Visualise the distribution of Docker base images being used

Our Data Source comes with a built-in visualisation panel which lets us get an overview of the Dockerfile base image versions being used. When viewing a Data Source, expand the “Facts visualization” section to see it.

ds viz

This chart tells us:

  1. 40% of the Components that this Data Source targets are using version 0.9.8.
  2. 20% are using version 1.0.0.
  3. 20% of Components do have a Dockerfile, but are not using any base image version. This is the “Empty Result” section.
  4. 20% of Components don’t have a Dockerfile at all. This is the “No Result” section.

In the next section, we will create a Check which can show a pass or fail result to app dev teams to tell them if they need to upgrade their base image version.

Create a check that shows which software is not using the latest base image

Detect which Components have a Dockerfile

There’s not much sense telling teams who don’t use Docker that they need to uptake the latest Docker base image that the platform team has released. To omit non-Docker from the results, we need to first determine which software has a Dockerfile in it’s repository.

A “component repository directory” Data Source will record the list of files which exist in the root of the repository of each Component in the Backstage catalog.
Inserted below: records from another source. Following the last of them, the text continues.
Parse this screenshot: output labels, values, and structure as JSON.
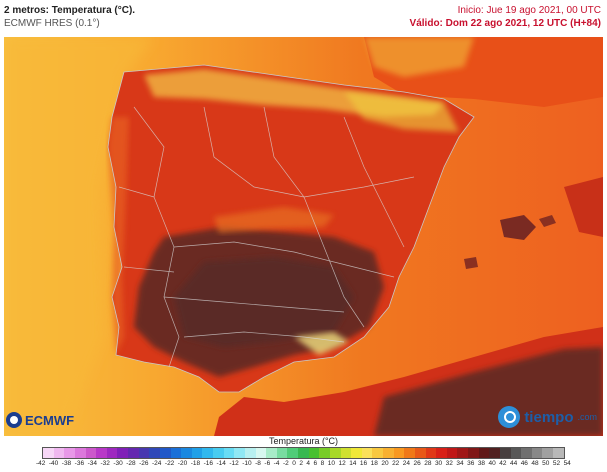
{
  "header": {
    "title": "2 metros: Temperatura (°C).",
    "model": "ECMWF HRES (0.1°)",
    "init": "Inicio: Jue 19 ago 2021, 00 UTC",
    "valid": "Válido: Dom 22 ago 2021, 12 UTC (H+84)"
  },
  "logos": {
    "ecmwf": "ECMWF",
    "tiempo": "tiempo",
    "tiempo_domain": ".com"
  },
  "legend": {
    "title": "Temperatura (°C)",
    "ticks": [
      "-42",
      "-40",
      "-38",
      "-36",
      "-34",
      "-32",
      "-30",
      "-28",
      "-26",
      "-24",
      "-22",
      "-20",
      "-18",
      "-16",
      "-14",
      "-12",
      "-10",
      "-8",
      "-6",
      "-4",
      "-2",
      "0",
      "2",
      "4",
      "6",
      "8",
      "10",
      "12",
      "14",
      "16",
      "18",
      "20",
      "22",
      "24",
      "26",
      "28",
      "30",
      "32",
      "34",
      "36",
      "38",
      "40",
      "42",
      "44",
      "46",
      "48",
      "50",
      "52",
      "54"
    ],
    "colors": [
      "#f7d7f7",
      "#f0b8f0",
      "#e898e8",
      "#dc78dc",
      "#cc58cc",
      "#b838c8",
      "#9e28c0",
      "#8020b8",
      "#6428b0",
      "#4838b0",
      "#3048b8",
      "#2058c8",
      "#1a70d8",
      "#1a88e0",
      "#20a0e8",
      "#30b8ee",
      "#48ccf0",
      "#68dcf4",
      "#90e8f4",
      "#b8f0f0",
      "#d8f8f0",
      "#a8ecc8",
      "#78dca0",
      "#50cc78",
      "#38b850",
      "#48c030",
      "#78cc28",
      "#a8d828",
      "#d0e030",
      "#f0e838",
      "#fae05a",
      "#f8c840",
      "#f8b030",
      "#f89820",
      "#f07818",
      "#e85818",
      "#e03818",
      "#d82018",
      "#c01818",
      "#a01818",
      "#801818",
      "#601818",
      "#502020",
      "#484040",
      "#585858",
      "#707070",
      "#888888",
      "#a0a0a0",
      "#b8b8b8"
    ]
  },
  "map_labels": []
}
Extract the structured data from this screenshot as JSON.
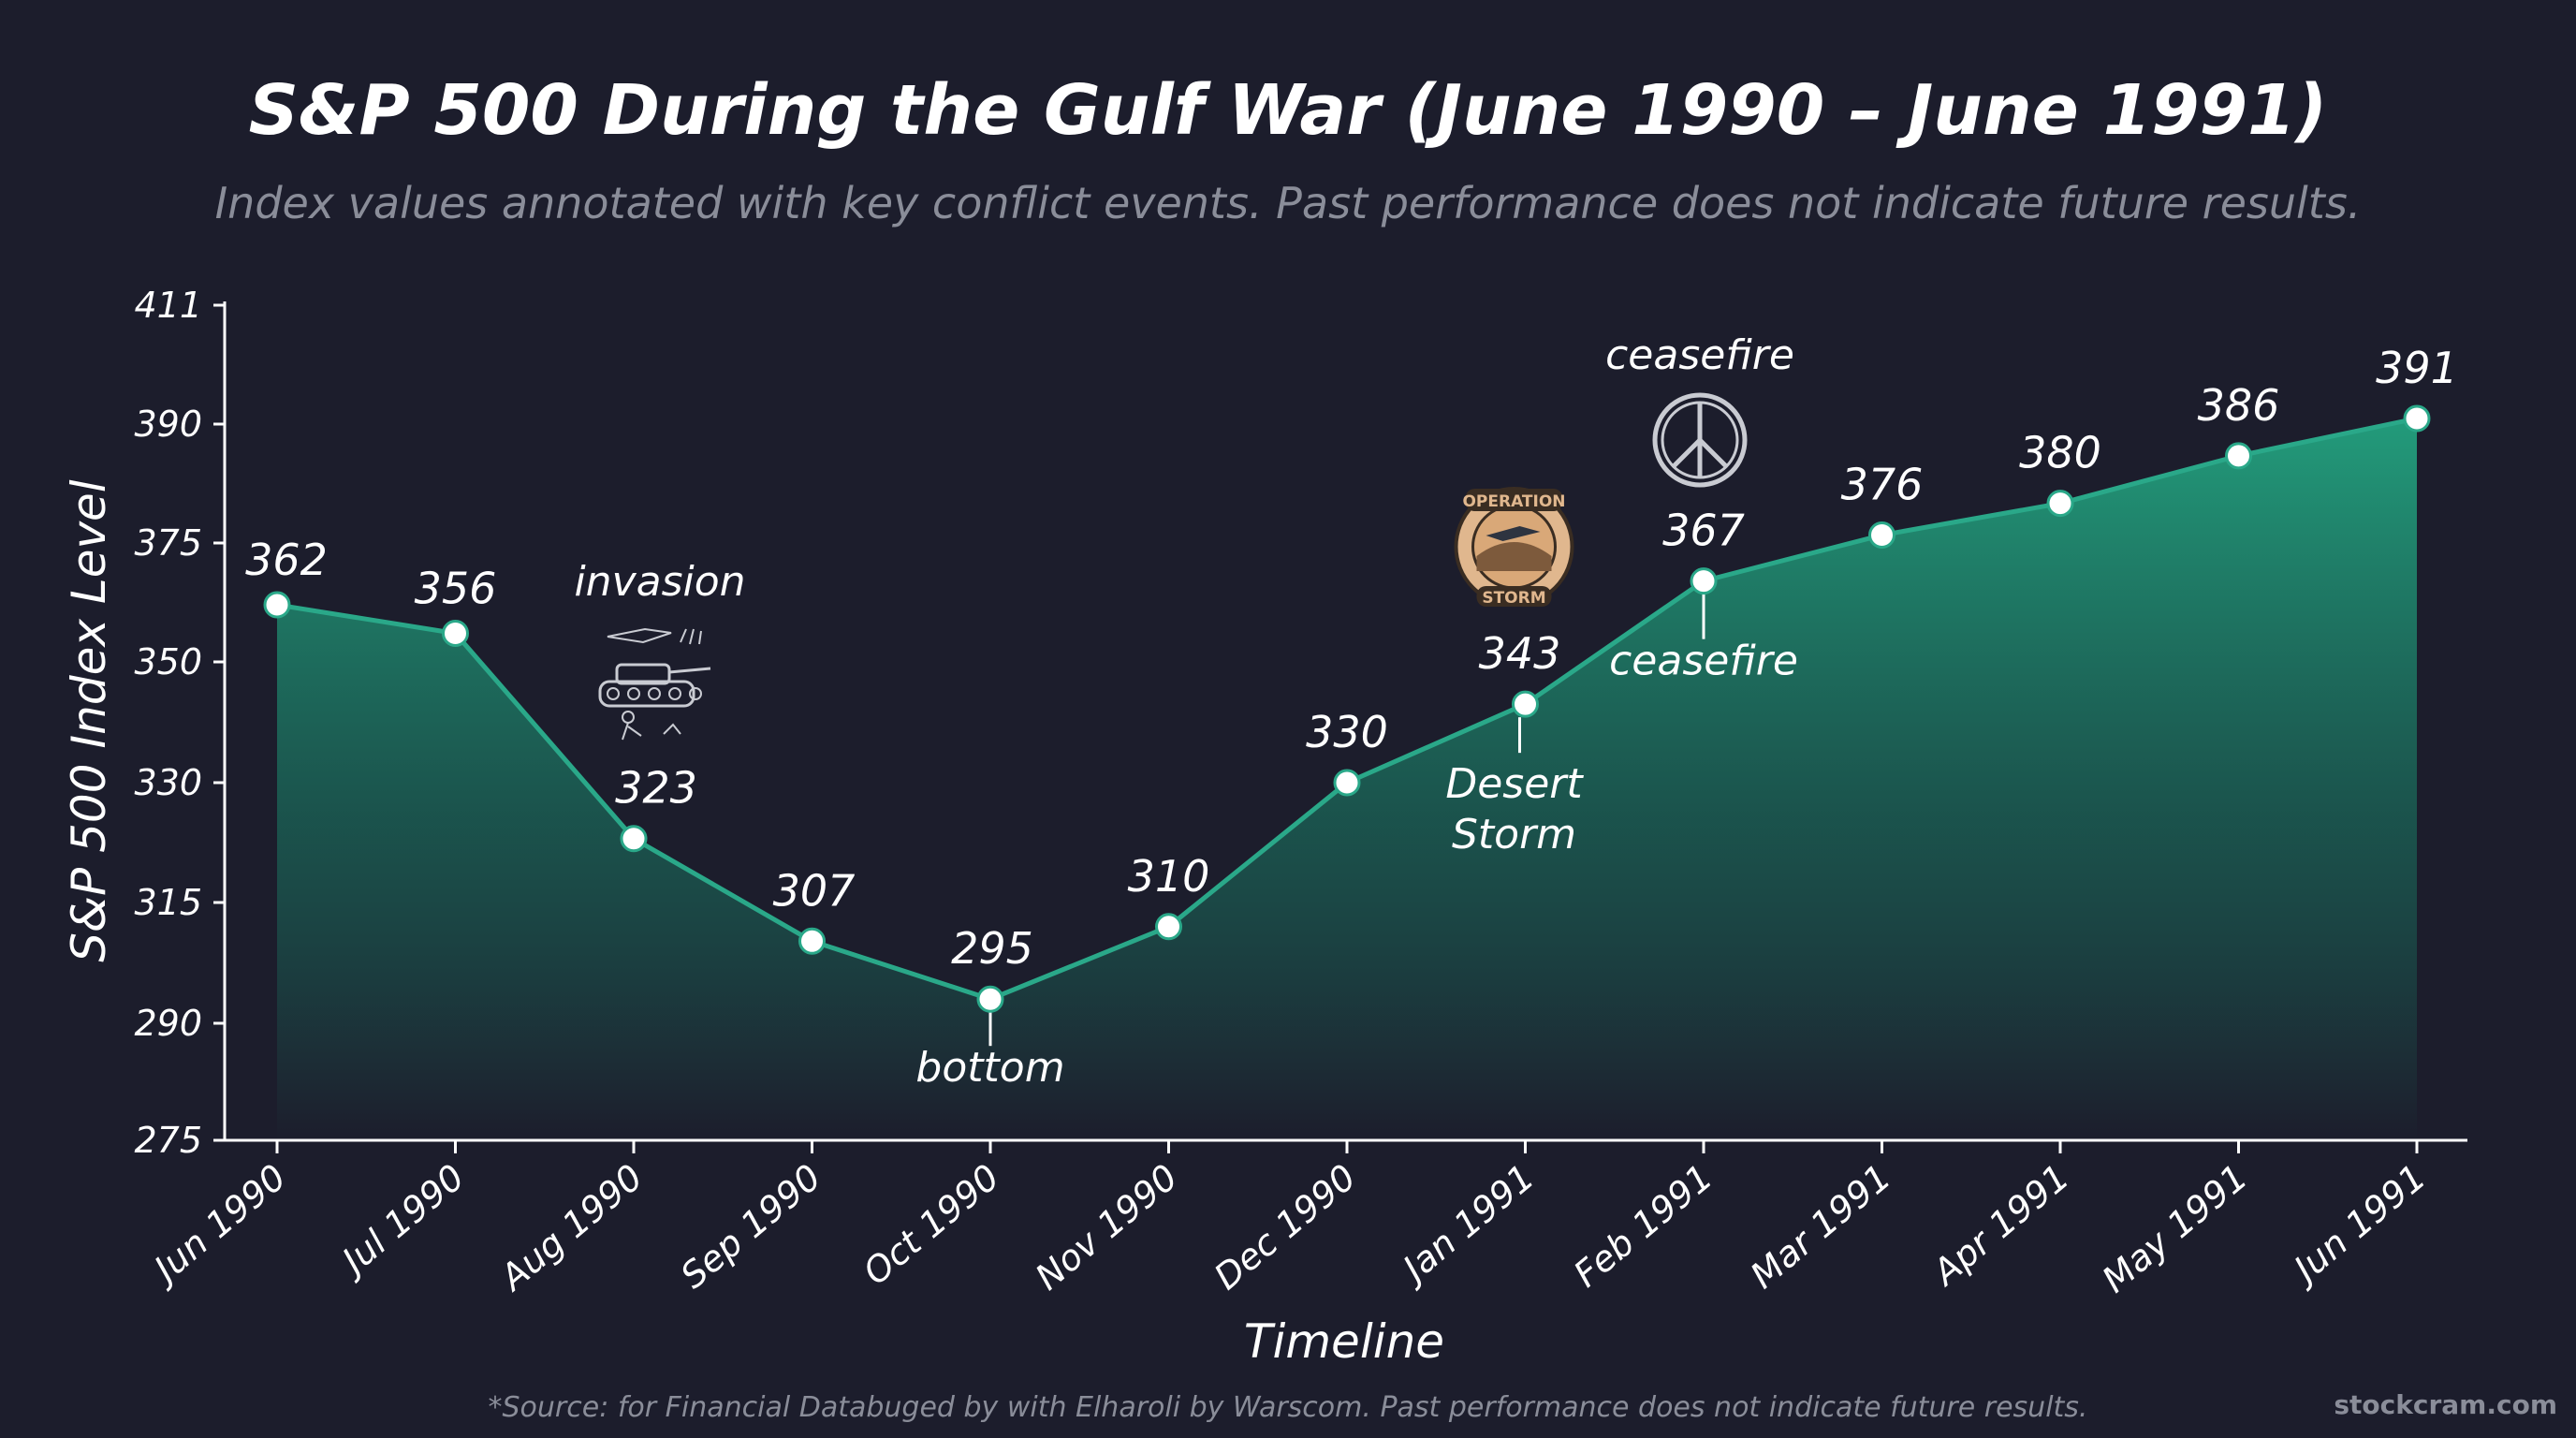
{
  "chart_data": {
    "type": "area",
    "title": "S&P 500 During the Gulf War (June 1990 – June 1991)",
    "subtitle": "Index values annotated with key conflict events. Past performance does not indicate future results.",
    "xlabel": "Timeline",
    "ylabel": "S&P 500 Index Level",
    "categories": [
      "Jun 1990",
      "Jul 1990",
      "Aug 1990",
      "Sep 1990",
      "Oct 1990",
      "Nov 1990",
      "Dec 1990",
      "Jan 1991",
      "Feb 1991",
      "Mar 1991",
      "Apr 1991",
      "May 1991",
      "Jun 1991"
    ],
    "values": [
      362,
      356,
      323,
      307,
      295,
      310,
      330,
      343,
      367,
      376,
      380,
      386,
      391
    ],
    "y_ticks": [
      275,
      290,
      315,
      330,
      350,
      375,
      390,
      411
    ],
    "ylim": [
      275,
      411
    ],
    "grid": false,
    "line_color": "#2aa889",
    "fill_color_top": "#23a27f",
    "fill_color_bottom": "#1c1d2c",
    "annotations": [
      {
        "category": "Aug 1990",
        "label": "invasion",
        "icon": "tank-soldier-icon"
      },
      {
        "category": "Oct 1990",
        "label": "bottom"
      },
      {
        "category": "Jan 1991",
        "label": "Desert Storm",
        "icon": "operation-storm-badge-icon",
        "badge_top": "OPERATION",
        "badge_bottom": "STORM"
      },
      {
        "category": "Feb 1991",
        "label": "ceasefire"
      },
      {
        "category": "Feb 1991",
        "label": "ceasefire",
        "icon": "peace-sign-icon"
      }
    ],
    "footnote": "*Source: for Financial Databuged by with Elharoli by Warscom. Past performance does not indicate future results.",
    "watermark": "stockcram.com"
  }
}
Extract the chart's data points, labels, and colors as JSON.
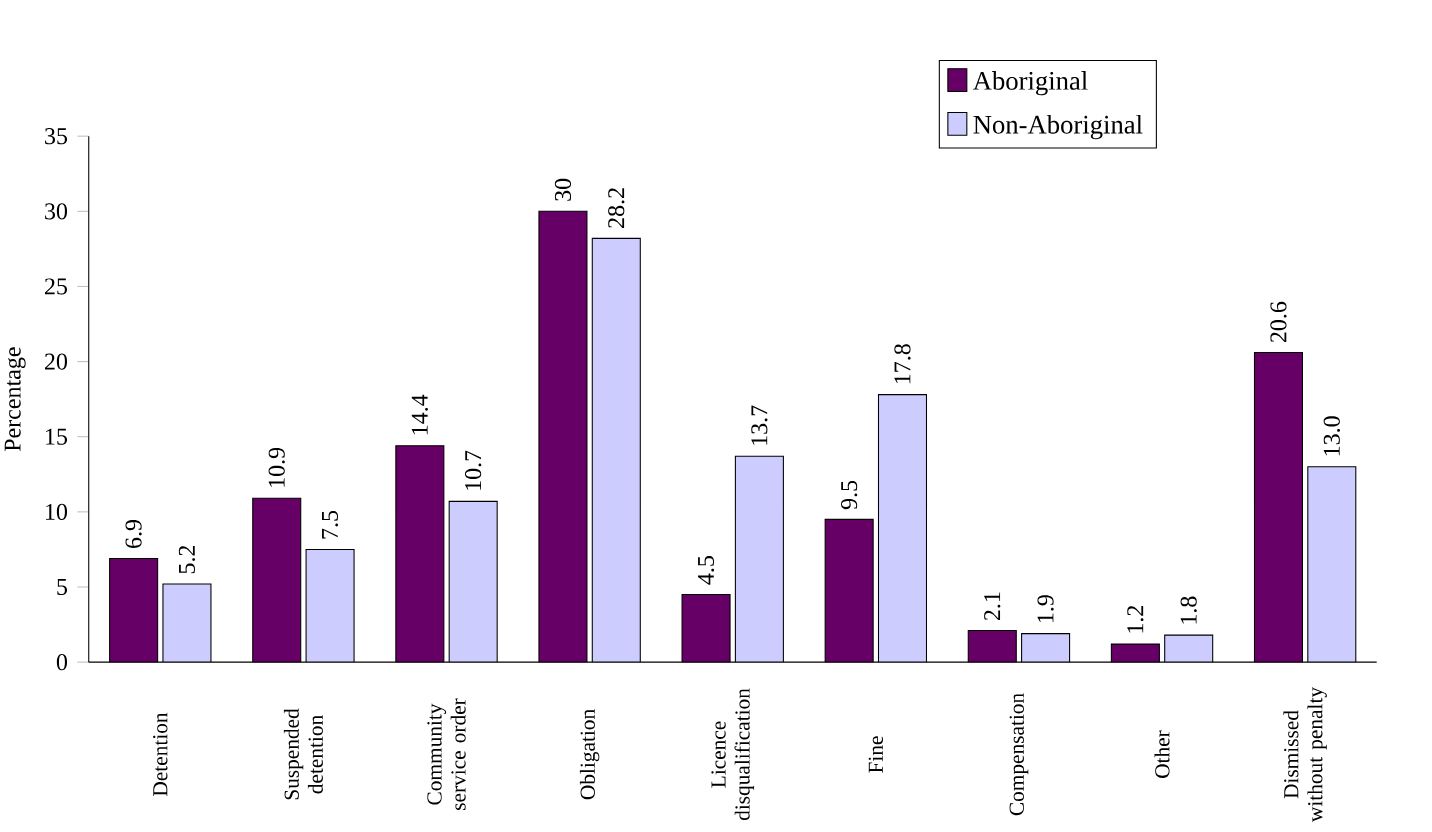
{
  "chart_data": {
    "type": "bar",
    "ylabel": "Percentage",
    "categories": [
      "Detention",
      "Suspended detention",
      "Community service order",
      "Obligation",
      "Licence disqualification",
      "Fine",
      "Compensation",
      "Other",
      "Dismissed without penalty"
    ],
    "series": [
      {
        "name": "Aboriginal",
        "color": "#660066",
        "values": [
          6.9,
          10.9,
          14.4,
          30,
          4.5,
          9.5,
          2.1,
          1.2,
          20.6
        ],
        "value_labels": [
          "6.9",
          "10.9",
          "14.4",
          "30",
          "4.5",
          "9.5",
          "2.1",
          "1.2",
          "20.6"
        ]
      },
      {
        "name": "Non-Aboriginal",
        "color": "#ccccff",
        "values": [
          5.2,
          7.5,
          10.7,
          28.2,
          13.7,
          17.8,
          1.9,
          1.8,
          13.0
        ],
        "value_labels": [
          "5.2",
          "7.5",
          "10.7",
          "28.2",
          "13.7",
          "17.8",
          "1.9",
          "1.8",
          "13.0"
        ]
      }
    ],
    "ylim": [
      0,
      35
    ],
    "yticks": [
      0,
      5,
      10,
      15,
      20,
      25,
      30,
      35
    ],
    "grid": false,
    "legend": "top right"
  }
}
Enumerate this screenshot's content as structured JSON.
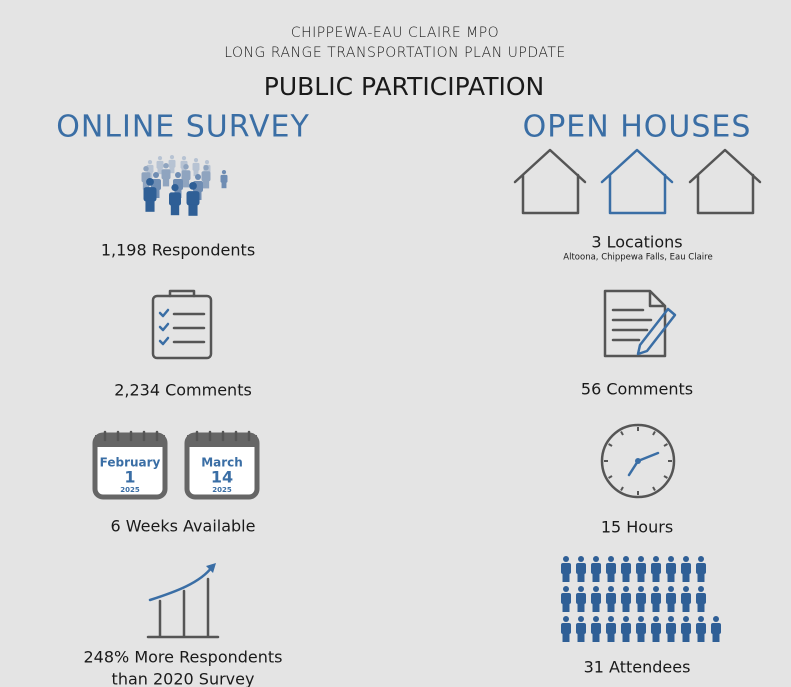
{
  "header": {
    "org": "CHIPPEWA-EAU CLAIRE MPO",
    "plan": "LONG RANGE TRANSPORTATION PLAN UPDATE",
    "title": "PUBLIC PARTICIPATION"
  },
  "online_survey": {
    "heading": "ONLINE SURVEY",
    "respondents": "1,198 Respondents",
    "comments": "2,234 Comments",
    "calendars": [
      {
        "month": "February",
        "day": "1",
        "year": "2025"
      },
      {
        "month": "March",
        "day": "14",
        "year": "2025"
      }
    ],
    "availability": "6 Weeks Available",
    "growth": [
      "248% More Respondents",
      "than 2020 Survey"
    ]
  },
  "open_houses": {
    "heading": "OPEN HOUSES",
    "locations": "3 Locations",
    "location_names": "Altoona, Chippewa Falls, Eau Claire",
    "comments": "56 Comments",
    "hours": "15 Hours",
    "attendees": "31 Attendees"
  }
}
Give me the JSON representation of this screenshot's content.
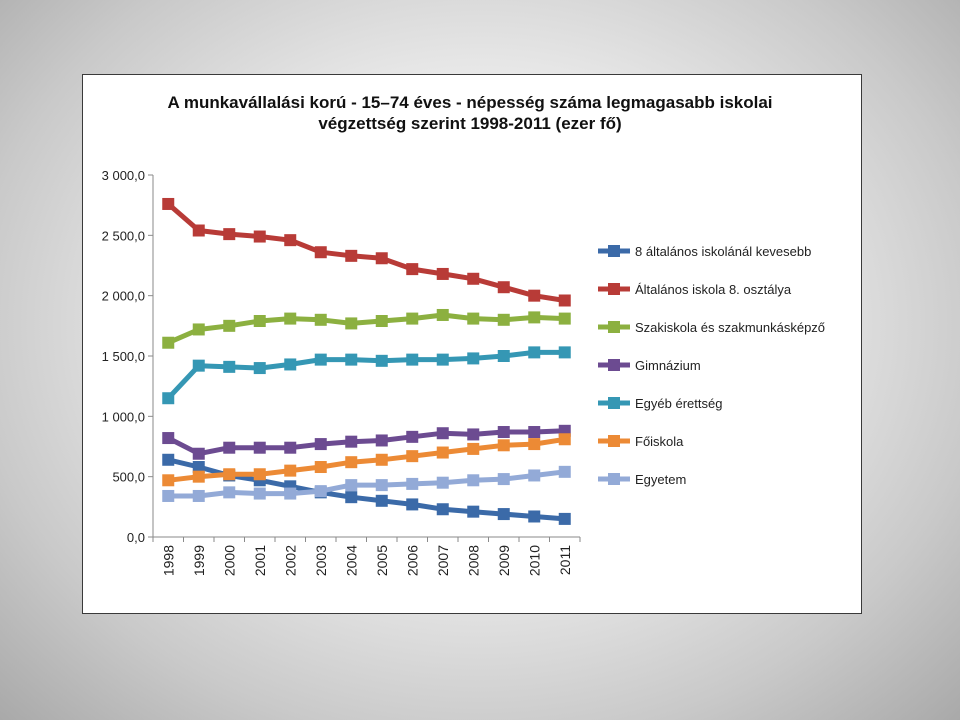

We can then use this to determine which components are using Dockerfiles.

  1. Create a new data source, as before.

  2. Give it a name like “List of files in each GitHub repository” and a description like “This fact retriever lists all of the files in the repository associated with each component, starting at the root of the repo.”.

    file list ds about

  3. In the Data Provider section, choose the type Component repository directory, and set the location to a period, representing the root of the directory.

  4. Choose a Backstage component which you know has the github.com/project-slug entity set on it’s catalog-info.yaml file and click VIEW. The list of files in the repo associated with the Component will be fetched and displayed in JSON format.

    file list ds test results

  5. In the field extraction section, add the fact name “File list”, the description “A list of files available from the root of the repository”, and choose the type “Set”. Click CHECK FACTS to test the results. You should see a set of the file paths in the repository has been created.

    ds file list extraction results

  6. Set some filters in the Applies to section, and click “SAVE”.

    ds filters

  7. Once it runs, you should now have a data source which records a set of all of the files in the repository associated with each component.

    file list ds results

Create a check

Now that we can determine which components are using Dockerfiles, and we can extract the base image version from those files, let’s write a check to combine both of these properties.

  1. Visit Tech Insights and click into the Checks tab. Click the ADD CHECK button to create a new check.

    add check button

  2. Give the check a sensible name, like “Apps must use latest Docker base image version”, and a description like “Using the latest Docker base image version ensures you have the best performance and security fixes from the platform team.”

    check about

  3. In the Conditions section, we’re going to create a compound check which combines both the List of files in each GitHub repository Data Source and the Dockerfile facts repository. Click the “ADD CONDITION” button to add a second set of fields in this section. Set the boolean logic selector to “OR”.

    check conditions empty

  4. In the first set of condition inputs, use the following values.

    Input name Value
    Data Source List of files in each GitHub repositiory
    Fact List of files
    Fact operator Does not contain
    Value Dockerfile
  5. In the second set of condition inputs, use these values.

    Input name Value
    Data Source Dockerfile facts
    Fact Base image version
    Fact operator Satisfies semantic version
    Value 1.0.0

    We now have a set of conditions which pass when a component is using the latest base image (1.0.0), and fail when they are not.

    check conditions filled

    You can use the “DRY RUN” button to test these conditions against some Components in your catalog, ensure they operate the way you would expect, and return the correct pass or fail result.

  6. Use the filters to target this check at the same set of components as the Data Sources target.

    ds filters

  7. Save the check by clicking “SAVE”. If you’re not quite ready to go live yet, you can use the “SAVE AS DRAFT” button to save the check but ensure only admins can see it.

Check results

The results of this check tell us who we need to reach out to to ask for a base image upgrade.

check results

  • The marketing-site website passes the check because it doesn’t have a Dockerfile.
  • The sample-service passes because it has a Dockerfile, but it doesn’t match the REGEX we created.
  • The sample-service-12 passes because it is on the latest version at 1.0.0.
  • The sample-service-11 and sample-service-13 both fail because they’re using the outdated 0.9.8.

Since we already know the owners of these components, it’s easy to reach out and ask them to upgrade their Docker base image version.